La strage di Parigi è avvenuta in una fase decisiva nella battaglia in Europa sulla politica verso la Russia. Nei giorni precedenti alla strage, il Presidente francese Hollande e il vicecancelliere tedesco Sigmar Gabriel avevano chiaramente segnalato la volontà di togliere le sanzioni e abbandonare una rotta che porta allo scontro contro la Russia, una potenza termonucleare. Anche il governo italiano, come è noto, è per l’abolizione delle sanzioni.

La Francia e (un po’ meno) la Germania puntano ad ottenere risultati decisivi nella riunione con il Presidente Putin e l’ucraino Porošenko, per ora fissata il 15 gennaio ad Astana, capitale del Kazakistan.

In un’intervista concessa il 5 gennaio a France Inter, Hollande ha dichiarato: “Penso che le sanzioni debbano ora cessare” se un progresso viene riscontrato. Altrimenti, “esse rimarranno”. Hollande ha anche sostenuto la necessità di mantenere aperte le linee di comunicazione con Putin, aggiungendo che “Putin non vuole annettere l’Ucraina orientale”, ma “non vuole che l’Ucraina entri nella NATO”.

Lo stesso giorno, Gabriel ha affermato in un’intervista alla Bild che “l’obiettivo non è mai stato quello di spingere la Russia nel caos politico ed economico. Chiunque desideri ciò provocherebbe una situazione molto più pericolosa per tutti noi in Europa”. Lo scopo delle sanzioni era di costringere Mosca a negoziare la soluzione del conflitto in Ucraina e “non quello di metterla in ginocchio”.

Tuttavia non c’è consenso nell’establishment franco-tedesco.
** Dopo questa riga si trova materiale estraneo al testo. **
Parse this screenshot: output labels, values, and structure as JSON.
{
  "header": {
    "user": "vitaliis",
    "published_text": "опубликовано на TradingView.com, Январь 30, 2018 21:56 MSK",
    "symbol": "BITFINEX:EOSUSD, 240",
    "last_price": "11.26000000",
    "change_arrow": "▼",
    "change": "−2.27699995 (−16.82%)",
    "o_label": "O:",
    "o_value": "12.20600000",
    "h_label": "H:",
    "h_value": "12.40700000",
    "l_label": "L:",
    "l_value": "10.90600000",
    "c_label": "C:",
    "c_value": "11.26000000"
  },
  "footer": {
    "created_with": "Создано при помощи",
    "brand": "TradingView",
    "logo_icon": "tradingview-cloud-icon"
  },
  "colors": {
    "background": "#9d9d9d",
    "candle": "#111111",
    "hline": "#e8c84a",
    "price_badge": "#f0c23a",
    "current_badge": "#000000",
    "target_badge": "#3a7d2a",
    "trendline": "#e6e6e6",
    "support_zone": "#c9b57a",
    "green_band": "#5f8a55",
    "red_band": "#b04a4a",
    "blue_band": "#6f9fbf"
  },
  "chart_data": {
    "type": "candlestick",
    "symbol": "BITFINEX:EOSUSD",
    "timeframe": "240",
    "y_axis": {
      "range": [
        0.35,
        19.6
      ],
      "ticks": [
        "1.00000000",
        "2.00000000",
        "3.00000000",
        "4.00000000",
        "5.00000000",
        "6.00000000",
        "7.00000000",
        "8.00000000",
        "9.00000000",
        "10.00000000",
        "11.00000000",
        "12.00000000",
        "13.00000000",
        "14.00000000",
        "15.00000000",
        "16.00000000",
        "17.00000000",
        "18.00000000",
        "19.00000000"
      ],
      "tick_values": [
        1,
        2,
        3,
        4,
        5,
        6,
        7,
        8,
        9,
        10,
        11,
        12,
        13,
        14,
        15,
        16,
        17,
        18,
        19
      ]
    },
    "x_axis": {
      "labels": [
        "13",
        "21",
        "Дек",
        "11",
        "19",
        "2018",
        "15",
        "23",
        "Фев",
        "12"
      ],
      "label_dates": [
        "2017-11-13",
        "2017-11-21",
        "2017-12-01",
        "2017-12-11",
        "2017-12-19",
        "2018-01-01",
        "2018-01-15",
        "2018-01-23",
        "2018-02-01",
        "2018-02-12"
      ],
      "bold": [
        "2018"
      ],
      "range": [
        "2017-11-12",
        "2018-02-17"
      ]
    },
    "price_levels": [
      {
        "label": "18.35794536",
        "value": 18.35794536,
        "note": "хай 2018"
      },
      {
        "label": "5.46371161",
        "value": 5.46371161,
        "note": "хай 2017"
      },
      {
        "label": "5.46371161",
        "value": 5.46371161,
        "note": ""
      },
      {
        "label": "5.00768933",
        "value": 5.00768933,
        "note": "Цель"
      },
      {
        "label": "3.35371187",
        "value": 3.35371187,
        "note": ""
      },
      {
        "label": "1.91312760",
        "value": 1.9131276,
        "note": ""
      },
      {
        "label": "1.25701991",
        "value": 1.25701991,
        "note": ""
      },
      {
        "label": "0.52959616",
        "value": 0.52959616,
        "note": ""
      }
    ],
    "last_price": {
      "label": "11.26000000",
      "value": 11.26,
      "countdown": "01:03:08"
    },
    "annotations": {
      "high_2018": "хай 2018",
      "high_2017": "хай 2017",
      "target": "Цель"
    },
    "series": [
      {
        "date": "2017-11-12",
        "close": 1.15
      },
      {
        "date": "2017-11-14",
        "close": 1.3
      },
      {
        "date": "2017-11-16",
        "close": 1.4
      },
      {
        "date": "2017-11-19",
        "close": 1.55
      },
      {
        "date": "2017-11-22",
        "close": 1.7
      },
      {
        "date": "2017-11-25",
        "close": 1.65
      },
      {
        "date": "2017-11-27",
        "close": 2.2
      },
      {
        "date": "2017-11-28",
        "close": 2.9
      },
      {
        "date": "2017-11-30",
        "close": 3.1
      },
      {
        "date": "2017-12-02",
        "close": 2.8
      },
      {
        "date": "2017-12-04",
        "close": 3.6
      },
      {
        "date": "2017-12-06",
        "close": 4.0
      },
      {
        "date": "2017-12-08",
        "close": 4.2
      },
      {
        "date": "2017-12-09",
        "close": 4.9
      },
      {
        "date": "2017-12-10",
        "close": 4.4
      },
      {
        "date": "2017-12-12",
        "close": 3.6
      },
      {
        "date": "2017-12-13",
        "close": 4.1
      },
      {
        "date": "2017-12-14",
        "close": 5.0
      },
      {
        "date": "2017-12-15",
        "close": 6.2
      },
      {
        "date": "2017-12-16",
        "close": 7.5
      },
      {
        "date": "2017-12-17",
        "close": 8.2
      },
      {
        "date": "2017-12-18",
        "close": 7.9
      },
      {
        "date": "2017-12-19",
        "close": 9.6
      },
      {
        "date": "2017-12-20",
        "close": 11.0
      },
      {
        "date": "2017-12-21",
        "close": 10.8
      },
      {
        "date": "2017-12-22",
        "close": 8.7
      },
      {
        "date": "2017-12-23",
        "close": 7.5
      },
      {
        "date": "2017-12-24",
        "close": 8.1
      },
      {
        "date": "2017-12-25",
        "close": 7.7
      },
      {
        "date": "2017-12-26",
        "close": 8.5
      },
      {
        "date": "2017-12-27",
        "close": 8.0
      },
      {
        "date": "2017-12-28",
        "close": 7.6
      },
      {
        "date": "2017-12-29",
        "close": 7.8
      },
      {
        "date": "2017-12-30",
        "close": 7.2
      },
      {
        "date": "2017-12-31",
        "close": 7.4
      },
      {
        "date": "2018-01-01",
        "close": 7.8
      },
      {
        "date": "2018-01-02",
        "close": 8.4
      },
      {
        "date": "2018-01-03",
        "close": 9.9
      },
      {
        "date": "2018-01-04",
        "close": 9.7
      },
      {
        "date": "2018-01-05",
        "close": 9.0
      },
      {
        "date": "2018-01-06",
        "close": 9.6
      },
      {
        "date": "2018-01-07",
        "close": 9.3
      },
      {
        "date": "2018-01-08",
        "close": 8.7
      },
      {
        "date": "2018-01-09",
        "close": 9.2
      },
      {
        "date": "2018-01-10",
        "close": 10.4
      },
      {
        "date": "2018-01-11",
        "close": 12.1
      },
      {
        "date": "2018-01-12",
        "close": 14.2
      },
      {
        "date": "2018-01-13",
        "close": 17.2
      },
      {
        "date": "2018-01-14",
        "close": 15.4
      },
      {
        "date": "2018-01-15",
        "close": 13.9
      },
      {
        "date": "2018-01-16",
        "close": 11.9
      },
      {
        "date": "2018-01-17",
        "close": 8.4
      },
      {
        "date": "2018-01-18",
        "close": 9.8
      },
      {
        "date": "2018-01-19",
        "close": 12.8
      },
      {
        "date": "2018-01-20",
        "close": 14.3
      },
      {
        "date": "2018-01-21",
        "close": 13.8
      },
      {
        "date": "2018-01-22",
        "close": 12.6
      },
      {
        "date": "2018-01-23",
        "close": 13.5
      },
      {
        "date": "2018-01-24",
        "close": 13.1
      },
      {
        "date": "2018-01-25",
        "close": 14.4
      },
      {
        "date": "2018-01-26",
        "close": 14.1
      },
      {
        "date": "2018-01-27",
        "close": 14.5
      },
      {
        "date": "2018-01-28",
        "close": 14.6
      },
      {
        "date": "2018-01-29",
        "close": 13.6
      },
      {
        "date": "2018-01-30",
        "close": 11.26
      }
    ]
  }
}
La Cancelliera Merkel, la cui politica è concepita dal filo-britannico consigliere di politica estera e di sicurezza Christoph Heusgen, non è allineata con Hollande e Gabriel. L’8 gennaio la Merkel ha insistito sul fatto che l’accordo stipulato a Minsk il 5 settembre debba essere applicato “in tutti i punti” prima di togliere le sanzioni. L’accordo prevede il ritiro di tutte le truppe russe, che Mosca nega di aver mai dispiegato.

La strage di Parigi potrebbe essere il preludio di qualcosa più ampio ha ammonito Lyndon LaRouche, notando che il terrorismo, qualunque etichetta esso porti, è uno strumento dell'”Impero Britannico”. Il potere di quell’impero transatlantico si fonda su un sistema finanziario pronto a esplodere sotto il peso di quattro milioni di miliardi di derivati.

Persino la crisi finanziaria russa, innescata con attacchi speculativi e con la guerra dei prezzi del petrolio, è rimbalzata in Occidente e rischia di innescare l’esplosione, come ha ammesso lo stesso George Soros in un articolo pubblicato sulla New York Review of Books il 10 gennaio. Gli effetti di un’insolvenza del debito privato (non pubblico) russo potrebbero essere devastanti, ha scritto Soros, “con l’area dell’Euro particolarmente vulnerabile”.

Allo stesso tempo, le elezioni greche sono una bomba ad orologeria per la sopravvivenza dell’Euro. La confusione di Bruxelles e Francoforte, dove le dichiarazioni favorevoli ad una cancellazione del debito si alternano con brusche smentite, mostrano che il destino dell’Euro è irreversibilmente stato sottratto dalle mani dei burocrati.